# Engine Cleaning Suggestions



## calicruzinn (Mar 14, 2015)

Hey everyone, 

my engine needs a good ol' fashioned cleaning, but not sure how to or with what..?


----------



## Snipesy (Dec 7, 2015)

Garden hose is fine or pressure wash from distance.

Simple green solution and spray that around. Let it sit and spread for about 5 mins the take a brush and scrub places which have oil and other clumps.

Then just rinse with garden hose or pressure wash from distance. Spot touch up as needed. You can then leaf blower it or use a high volume air compressor to help try to prevent corrosion but it’s not that big of a deal.


You don’t need to cover anything however you can disconnect the neg cable if it makes you feel better.


----------



## Ma v e n (Oct 8, 2018)

Spray Nine and Purple Power are both powerful degreasers/cleaners that do an awesome job cleaning underhood and undercarriage areas, I use them both extensively in the shop, and prefer them over Simple Green, by a large margin. If you can find Spray Nine locally or order some in, it's a great all around cleaner as well when diluted for interiors, and has the added bonus of killing the 'Rona.


----------



## Diamond193 (Jul 28, 2019)

Thanks for the post ill get some purple power from walmart and do a nice little under the hood clean as well.


----------



## snowwy66 (Nov 5, 2017)

I just go to any car wash and just use their power washer.

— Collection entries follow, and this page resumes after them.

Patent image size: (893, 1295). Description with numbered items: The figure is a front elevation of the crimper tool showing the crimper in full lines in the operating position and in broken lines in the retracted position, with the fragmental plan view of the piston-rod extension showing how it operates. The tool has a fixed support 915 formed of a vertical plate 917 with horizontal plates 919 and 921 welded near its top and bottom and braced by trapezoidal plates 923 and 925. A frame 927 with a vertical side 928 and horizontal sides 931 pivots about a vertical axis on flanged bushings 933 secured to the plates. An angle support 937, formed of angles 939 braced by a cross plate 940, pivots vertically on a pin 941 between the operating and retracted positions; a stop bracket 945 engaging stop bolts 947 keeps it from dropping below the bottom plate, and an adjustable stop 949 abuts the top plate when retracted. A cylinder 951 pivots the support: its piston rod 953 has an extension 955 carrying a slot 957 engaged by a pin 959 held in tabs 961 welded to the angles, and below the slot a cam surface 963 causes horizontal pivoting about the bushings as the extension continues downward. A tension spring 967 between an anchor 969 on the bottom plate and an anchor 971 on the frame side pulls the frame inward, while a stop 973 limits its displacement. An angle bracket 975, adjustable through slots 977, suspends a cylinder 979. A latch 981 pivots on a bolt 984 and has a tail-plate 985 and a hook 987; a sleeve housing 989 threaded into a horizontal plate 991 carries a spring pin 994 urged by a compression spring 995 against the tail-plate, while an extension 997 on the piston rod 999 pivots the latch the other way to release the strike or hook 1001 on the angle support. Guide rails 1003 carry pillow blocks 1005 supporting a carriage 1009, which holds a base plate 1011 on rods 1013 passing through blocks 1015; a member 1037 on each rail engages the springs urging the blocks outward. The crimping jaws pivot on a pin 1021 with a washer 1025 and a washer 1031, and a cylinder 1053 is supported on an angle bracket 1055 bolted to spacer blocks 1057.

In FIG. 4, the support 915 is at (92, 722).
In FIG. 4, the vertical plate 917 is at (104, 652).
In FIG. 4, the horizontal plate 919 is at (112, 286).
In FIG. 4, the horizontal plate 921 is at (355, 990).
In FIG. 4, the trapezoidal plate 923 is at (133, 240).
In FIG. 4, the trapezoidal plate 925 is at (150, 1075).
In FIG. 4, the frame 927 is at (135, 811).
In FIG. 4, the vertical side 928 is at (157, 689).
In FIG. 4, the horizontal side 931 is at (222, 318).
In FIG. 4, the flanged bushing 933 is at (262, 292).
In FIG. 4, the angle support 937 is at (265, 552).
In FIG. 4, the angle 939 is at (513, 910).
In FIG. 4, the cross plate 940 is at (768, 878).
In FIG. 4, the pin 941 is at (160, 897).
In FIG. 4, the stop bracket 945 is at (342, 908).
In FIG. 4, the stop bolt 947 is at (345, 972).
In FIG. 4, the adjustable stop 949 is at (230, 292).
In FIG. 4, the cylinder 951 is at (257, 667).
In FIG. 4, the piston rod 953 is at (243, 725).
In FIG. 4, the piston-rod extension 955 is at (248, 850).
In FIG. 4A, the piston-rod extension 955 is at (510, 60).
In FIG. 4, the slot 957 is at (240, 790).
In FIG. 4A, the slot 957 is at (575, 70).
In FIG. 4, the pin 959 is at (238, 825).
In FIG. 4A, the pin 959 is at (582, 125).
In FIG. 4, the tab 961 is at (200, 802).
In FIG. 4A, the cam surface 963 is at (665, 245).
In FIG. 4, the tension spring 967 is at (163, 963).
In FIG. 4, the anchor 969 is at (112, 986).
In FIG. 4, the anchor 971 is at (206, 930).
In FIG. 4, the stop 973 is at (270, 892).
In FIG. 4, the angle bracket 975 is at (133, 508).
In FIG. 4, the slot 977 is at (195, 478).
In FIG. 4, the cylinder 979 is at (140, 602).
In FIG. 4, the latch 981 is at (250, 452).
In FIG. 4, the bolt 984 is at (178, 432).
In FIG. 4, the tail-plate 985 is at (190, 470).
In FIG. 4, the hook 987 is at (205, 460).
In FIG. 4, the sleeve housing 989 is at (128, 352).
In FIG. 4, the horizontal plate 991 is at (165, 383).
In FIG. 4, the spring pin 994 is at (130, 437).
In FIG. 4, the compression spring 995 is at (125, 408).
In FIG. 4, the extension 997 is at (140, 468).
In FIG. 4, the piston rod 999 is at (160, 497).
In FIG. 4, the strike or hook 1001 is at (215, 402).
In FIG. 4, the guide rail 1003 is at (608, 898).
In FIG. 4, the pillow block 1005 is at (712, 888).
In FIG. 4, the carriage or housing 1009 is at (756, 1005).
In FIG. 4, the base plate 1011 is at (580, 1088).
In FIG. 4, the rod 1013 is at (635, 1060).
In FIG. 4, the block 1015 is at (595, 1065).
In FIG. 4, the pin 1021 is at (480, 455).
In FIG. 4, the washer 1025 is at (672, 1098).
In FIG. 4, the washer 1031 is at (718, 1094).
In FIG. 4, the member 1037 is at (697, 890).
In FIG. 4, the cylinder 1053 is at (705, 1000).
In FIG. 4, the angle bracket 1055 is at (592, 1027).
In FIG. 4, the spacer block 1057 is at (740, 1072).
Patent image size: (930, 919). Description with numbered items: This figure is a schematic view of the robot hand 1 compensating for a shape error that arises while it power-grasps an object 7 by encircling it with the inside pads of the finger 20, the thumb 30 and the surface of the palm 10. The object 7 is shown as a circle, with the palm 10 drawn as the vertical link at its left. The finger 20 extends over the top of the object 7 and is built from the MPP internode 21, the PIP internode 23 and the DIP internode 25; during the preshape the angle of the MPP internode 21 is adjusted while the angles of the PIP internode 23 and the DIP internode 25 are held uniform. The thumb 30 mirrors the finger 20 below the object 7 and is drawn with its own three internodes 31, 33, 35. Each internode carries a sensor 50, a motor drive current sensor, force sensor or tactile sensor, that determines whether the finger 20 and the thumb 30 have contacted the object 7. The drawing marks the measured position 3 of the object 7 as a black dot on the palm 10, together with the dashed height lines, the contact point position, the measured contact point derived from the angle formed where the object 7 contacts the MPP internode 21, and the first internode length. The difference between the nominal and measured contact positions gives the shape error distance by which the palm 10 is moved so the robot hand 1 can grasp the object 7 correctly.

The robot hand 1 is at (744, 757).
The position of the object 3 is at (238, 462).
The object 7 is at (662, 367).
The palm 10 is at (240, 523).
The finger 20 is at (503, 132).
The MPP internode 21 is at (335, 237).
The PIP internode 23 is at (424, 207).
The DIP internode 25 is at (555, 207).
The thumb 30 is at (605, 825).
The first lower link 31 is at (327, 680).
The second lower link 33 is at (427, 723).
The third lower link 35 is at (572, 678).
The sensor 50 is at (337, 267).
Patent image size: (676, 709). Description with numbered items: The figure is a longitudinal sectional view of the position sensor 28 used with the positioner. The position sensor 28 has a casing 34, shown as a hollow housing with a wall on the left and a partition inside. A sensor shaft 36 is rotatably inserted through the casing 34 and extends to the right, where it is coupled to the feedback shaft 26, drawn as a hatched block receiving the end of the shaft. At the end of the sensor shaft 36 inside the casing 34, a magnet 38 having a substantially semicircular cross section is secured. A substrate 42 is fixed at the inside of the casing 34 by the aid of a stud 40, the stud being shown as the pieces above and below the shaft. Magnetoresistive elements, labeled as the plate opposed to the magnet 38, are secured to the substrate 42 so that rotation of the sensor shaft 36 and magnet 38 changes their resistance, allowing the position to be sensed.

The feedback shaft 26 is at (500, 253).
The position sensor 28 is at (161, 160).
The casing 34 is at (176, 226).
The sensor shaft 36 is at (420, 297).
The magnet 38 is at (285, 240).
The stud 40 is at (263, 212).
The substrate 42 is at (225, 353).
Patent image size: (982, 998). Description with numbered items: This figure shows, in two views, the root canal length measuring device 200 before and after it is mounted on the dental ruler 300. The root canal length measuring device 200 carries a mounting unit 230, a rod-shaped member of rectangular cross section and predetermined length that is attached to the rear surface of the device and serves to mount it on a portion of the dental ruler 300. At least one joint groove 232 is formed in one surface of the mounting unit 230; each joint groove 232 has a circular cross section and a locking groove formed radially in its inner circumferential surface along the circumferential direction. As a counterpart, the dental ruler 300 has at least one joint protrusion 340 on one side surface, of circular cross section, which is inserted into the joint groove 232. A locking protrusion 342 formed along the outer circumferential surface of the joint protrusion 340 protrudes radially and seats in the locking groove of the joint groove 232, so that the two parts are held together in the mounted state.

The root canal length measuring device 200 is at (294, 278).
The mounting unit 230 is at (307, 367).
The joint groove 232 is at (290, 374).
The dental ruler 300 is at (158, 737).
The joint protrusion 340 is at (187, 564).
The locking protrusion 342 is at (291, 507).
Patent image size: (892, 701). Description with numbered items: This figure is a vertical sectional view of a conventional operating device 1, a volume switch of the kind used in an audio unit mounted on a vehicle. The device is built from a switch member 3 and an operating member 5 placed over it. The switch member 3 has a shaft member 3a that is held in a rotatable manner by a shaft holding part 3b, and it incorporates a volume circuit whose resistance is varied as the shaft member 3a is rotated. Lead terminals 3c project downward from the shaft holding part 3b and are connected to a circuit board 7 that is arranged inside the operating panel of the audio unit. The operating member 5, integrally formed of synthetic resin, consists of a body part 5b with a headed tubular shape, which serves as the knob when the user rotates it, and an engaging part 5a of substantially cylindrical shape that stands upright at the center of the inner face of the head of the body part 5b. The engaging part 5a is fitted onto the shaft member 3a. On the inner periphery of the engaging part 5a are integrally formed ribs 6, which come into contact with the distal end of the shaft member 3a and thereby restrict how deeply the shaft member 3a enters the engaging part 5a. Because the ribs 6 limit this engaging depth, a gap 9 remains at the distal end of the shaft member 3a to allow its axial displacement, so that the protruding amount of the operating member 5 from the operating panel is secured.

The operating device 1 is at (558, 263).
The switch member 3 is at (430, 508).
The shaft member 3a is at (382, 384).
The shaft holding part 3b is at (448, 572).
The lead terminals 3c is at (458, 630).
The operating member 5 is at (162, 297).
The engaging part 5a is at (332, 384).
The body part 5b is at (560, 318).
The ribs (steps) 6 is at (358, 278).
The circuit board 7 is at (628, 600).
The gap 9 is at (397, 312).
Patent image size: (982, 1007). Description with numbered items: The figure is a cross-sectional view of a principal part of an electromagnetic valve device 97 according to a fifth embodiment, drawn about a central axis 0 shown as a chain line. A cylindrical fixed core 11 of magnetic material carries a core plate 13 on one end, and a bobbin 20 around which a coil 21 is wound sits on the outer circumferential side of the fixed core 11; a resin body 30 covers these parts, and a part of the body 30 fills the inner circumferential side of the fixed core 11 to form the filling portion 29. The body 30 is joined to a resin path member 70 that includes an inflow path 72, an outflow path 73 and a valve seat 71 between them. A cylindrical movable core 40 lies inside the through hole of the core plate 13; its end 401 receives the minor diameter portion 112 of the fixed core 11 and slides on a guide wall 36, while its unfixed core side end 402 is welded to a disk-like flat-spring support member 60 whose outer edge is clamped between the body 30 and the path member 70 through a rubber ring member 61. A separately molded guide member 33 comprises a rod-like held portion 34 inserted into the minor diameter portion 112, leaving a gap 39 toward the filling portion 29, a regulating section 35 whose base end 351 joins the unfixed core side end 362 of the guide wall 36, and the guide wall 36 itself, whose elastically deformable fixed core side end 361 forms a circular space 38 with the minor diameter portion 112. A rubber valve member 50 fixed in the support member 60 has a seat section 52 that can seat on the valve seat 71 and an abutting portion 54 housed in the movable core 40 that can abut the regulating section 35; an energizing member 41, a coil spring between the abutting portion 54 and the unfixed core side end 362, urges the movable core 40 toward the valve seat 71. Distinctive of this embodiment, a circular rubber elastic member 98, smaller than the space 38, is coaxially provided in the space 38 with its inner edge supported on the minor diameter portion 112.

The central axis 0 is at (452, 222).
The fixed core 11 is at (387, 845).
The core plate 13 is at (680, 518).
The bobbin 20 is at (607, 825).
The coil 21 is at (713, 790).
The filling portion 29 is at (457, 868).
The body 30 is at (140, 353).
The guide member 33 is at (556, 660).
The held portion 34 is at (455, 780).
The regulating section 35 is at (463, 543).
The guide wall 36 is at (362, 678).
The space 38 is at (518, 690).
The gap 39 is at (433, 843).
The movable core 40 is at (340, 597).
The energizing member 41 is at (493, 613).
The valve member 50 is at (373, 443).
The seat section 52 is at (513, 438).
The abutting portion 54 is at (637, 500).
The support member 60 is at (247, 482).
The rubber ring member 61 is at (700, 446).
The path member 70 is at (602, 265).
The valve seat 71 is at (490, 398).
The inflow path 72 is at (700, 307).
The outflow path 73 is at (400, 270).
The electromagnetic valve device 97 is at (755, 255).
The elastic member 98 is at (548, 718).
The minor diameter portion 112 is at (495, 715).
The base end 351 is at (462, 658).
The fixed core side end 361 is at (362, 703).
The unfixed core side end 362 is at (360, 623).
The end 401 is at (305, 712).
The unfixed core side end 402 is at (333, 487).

There's also a selection on the knob called engine degreaser.


----------



## dimmuel (Apr 28, 2020)

If it is not too dirty, you can do rinseless wash although you will need lots of MF towels.


----------



## calicruzinn (Mar 14, 2015)

Snipesy said:


> Garden hose is fine or pressure wash from distance.
> 
> Simple green solution and spray that around. Let it sit and spread for about 5 mins the take a brush and scrub places which have oil and other clumps.
> 
> ...



Appreciate the tip. Thanks.


----------



## Lui (Apr 5, 2020)

Diamond193 said:


> Thanks for the post ill get some purple power from walmart and do a nice little under the hood clean as well.


you should show a before and after picture!!


----------



## Diamond193 (Jul 28, 2019)

Lui said:


> you should show a before and after picture!!


Its not very dirty but it would give me somthing to do. Im a virgo so im a clean freak and a bit of a perfectionist.


----------